As the silent meditation (sadly) drew to a close, we were brought back to class with a quiet chant from Lipscombe –- a sound I found much easier to wake up to than the obnoxious “BEEP…BEEP” of my alarm clock.

Class ended, and I emerged feeling refreshed and energized. I had a bounce in my step and my back thanked me for having treated it to “half spinal twists” and “bow” poses. I hadn’t necessarily forgotten about the bumper bashing earlier that afternoon or tasks that stood between me and my bed, but these were now challenges I was ready and willing to take on, not looming worries. My schedule hadn’t changed, but my perspective had.

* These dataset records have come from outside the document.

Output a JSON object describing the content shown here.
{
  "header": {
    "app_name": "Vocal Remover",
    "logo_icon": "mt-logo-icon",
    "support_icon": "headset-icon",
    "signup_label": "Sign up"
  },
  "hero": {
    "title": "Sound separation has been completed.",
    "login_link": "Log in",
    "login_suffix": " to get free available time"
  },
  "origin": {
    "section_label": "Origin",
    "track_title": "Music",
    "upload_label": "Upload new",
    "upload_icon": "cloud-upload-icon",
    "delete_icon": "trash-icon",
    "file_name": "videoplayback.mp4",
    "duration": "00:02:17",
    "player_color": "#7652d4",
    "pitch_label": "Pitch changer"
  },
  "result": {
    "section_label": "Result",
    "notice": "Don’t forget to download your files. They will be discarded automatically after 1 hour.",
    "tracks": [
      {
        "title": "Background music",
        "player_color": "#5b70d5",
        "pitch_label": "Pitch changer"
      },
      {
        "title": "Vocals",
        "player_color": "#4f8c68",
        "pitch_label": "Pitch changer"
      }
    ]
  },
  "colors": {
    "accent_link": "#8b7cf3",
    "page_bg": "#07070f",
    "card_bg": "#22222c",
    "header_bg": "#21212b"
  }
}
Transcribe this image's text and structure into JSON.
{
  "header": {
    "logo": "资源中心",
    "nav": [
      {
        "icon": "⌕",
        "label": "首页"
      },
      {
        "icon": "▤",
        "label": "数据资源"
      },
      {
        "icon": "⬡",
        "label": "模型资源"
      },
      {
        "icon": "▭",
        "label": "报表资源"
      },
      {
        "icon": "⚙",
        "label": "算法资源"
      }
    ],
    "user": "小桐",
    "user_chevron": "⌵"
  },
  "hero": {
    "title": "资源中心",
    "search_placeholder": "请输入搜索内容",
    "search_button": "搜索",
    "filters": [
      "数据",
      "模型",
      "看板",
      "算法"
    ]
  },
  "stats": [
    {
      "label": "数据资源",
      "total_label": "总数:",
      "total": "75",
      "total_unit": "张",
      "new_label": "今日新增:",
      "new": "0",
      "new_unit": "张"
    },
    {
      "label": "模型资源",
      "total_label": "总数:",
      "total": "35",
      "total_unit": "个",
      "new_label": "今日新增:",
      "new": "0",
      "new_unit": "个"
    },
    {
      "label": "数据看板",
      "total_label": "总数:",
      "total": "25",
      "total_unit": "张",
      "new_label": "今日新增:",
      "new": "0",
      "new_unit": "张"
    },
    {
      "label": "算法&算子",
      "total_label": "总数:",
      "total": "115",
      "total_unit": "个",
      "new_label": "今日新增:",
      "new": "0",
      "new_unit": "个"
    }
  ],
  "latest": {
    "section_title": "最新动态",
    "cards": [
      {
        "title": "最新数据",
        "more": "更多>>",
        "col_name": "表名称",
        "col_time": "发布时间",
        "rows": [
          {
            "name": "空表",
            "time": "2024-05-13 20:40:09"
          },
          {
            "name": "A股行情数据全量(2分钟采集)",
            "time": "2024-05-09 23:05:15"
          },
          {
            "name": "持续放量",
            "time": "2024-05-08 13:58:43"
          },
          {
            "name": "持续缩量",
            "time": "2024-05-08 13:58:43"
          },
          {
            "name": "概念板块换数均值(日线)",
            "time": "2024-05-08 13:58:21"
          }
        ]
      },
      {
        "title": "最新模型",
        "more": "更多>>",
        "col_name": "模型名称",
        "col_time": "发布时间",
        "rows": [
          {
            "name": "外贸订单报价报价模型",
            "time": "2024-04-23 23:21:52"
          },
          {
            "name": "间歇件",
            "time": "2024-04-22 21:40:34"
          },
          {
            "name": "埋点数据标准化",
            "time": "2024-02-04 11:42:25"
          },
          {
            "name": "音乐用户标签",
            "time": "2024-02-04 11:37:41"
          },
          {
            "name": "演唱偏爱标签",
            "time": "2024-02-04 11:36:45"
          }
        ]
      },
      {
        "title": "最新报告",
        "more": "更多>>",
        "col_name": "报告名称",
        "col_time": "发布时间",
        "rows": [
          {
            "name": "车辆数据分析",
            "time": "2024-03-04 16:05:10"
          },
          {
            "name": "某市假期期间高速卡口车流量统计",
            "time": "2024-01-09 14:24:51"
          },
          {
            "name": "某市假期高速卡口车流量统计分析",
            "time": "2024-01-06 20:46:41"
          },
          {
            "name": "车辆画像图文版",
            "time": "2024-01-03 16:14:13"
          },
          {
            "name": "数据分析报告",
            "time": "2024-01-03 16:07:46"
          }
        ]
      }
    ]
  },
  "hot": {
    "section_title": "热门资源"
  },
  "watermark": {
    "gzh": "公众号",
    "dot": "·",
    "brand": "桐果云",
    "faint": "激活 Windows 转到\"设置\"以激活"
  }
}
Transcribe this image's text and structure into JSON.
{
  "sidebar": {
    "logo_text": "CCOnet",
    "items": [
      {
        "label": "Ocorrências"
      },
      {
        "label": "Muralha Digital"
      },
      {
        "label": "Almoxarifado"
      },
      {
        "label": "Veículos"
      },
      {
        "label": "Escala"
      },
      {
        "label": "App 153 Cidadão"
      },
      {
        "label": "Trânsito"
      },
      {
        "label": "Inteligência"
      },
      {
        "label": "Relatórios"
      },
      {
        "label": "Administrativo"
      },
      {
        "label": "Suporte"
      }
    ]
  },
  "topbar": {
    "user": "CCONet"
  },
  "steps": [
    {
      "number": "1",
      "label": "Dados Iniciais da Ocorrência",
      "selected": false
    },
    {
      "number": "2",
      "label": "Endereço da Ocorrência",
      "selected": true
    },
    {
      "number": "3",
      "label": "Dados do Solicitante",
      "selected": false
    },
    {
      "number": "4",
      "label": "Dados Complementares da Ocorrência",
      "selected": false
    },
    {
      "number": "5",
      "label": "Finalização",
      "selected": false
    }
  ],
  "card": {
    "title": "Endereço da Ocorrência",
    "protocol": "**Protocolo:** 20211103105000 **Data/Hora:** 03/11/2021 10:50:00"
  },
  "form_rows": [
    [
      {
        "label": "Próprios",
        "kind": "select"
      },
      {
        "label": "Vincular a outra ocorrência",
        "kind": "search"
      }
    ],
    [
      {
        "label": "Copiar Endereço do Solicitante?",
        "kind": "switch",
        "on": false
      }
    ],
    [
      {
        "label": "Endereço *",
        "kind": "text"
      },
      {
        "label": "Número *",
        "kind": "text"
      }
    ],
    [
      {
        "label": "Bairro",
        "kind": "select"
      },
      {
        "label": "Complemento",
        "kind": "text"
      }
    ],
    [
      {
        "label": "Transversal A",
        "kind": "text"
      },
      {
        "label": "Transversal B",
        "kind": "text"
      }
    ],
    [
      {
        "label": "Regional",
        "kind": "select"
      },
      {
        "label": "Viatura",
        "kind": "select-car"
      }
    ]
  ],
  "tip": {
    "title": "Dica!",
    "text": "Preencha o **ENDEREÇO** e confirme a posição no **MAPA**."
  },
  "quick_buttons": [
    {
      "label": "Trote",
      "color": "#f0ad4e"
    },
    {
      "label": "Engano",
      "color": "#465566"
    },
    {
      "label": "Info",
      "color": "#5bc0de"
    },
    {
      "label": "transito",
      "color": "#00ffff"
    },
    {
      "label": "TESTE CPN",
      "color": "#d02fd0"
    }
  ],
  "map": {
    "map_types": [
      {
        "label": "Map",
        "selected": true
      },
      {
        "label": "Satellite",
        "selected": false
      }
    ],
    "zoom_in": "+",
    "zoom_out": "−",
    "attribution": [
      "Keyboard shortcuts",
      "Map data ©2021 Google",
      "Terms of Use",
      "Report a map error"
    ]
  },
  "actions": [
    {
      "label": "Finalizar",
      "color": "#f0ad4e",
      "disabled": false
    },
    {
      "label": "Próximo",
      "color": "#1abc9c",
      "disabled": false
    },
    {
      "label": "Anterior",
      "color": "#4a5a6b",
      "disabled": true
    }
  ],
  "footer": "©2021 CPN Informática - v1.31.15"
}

I felt the positive effects that Susanna Nicholson, yoga instructor and therapeutic yoga specialist, said yoga could produce.

Nicholson, who runs her own yoga studio, Union Yoga Loft, near the Water Street Parking Garage and the Downtown Mall, said that a student of yoga “should feel as though, yes, they’re becoming more aware of themselves; they feel more mentally and emotionally in control, that’s the goal.”

Many of the students Nicholson teaches come to her for therapeutic yoga, or yoga that is adapted to special conditions, she said. These conditions include anything from breast cancer to colds.

“I’m very careful to say that this is not a form of purely medical practice,” Nicholson said. “There’s always a spiritual aspect … we can’t say that it’s as simple as taking a pill.”

Still, Nicholson has had personal experiences with yoga as a path to improved physical health. In the mid-80s, she became severely ill with Lime and Epstein-Bar disease. She tried traditional western medicine to cure her illness, and doesn’t regret it, she said, but became panicked after a year-and-a-half of much pill-popping and missed work.

“I thought I’ve got to try something else,” she said. “Finally I did a combo of Chi Gung and Yoga, and I’m telling you that’s what got me well…I’d always loved yoga, and I’d always dug it but I never thought it would heal me on that level.”

Although Nicholson does use therapeutic yoga to deal with some serious illnesses, she said yoga practices are just as effective on students dealing with stress. She’s worked with University undergrads, and even Darden students who were in need of stress-reduction.

“We can deliver anything from better sleep, better digestion, to ‘I need to get more work done in a shorter amount of time’,” she said.

Before students head to a yoga studio, however, Nicholson has one piece of advice.

“The one thing I would say to a college student is…please do not try to turn these poses into competitive goals, because you’re losing the depth and the quality of your own experience in the pose,” she said.

An additional word for those seeking Jennifer Aniston-like litheness from yoga: “Try to make this an experience that’s about your heart and not about how you look.”

This advice might be tough to follow in a time where pop-culture is embracing yoga as fashionable fitness. Mainstream clothiers like J.Crew and Old Navy sell Yoga pants, and Christy Turlington has graced the covers of Vogue holding a yoga pose in couture.

Nicholson, however, sees promise in the newly established trend status of the practice she’s been doing since the age of 13.

“It’s really kind of exciting I guess.” she said, “To be in this situation where you trip over yoga teachers is sort of cool.”

But there’s still the worry that yoga as a fad will lead to fizzle, not a true public appreciation of the practice.

“I guess we’re all hoping, being the cunning old things that we are,” Nicholson said, speaking for herself and fellow yogis.”We’re concerned that in this marriage of yoga to fashion, that it doesn’t just become a fad, that we let yoga seep into our hearts and our minds.”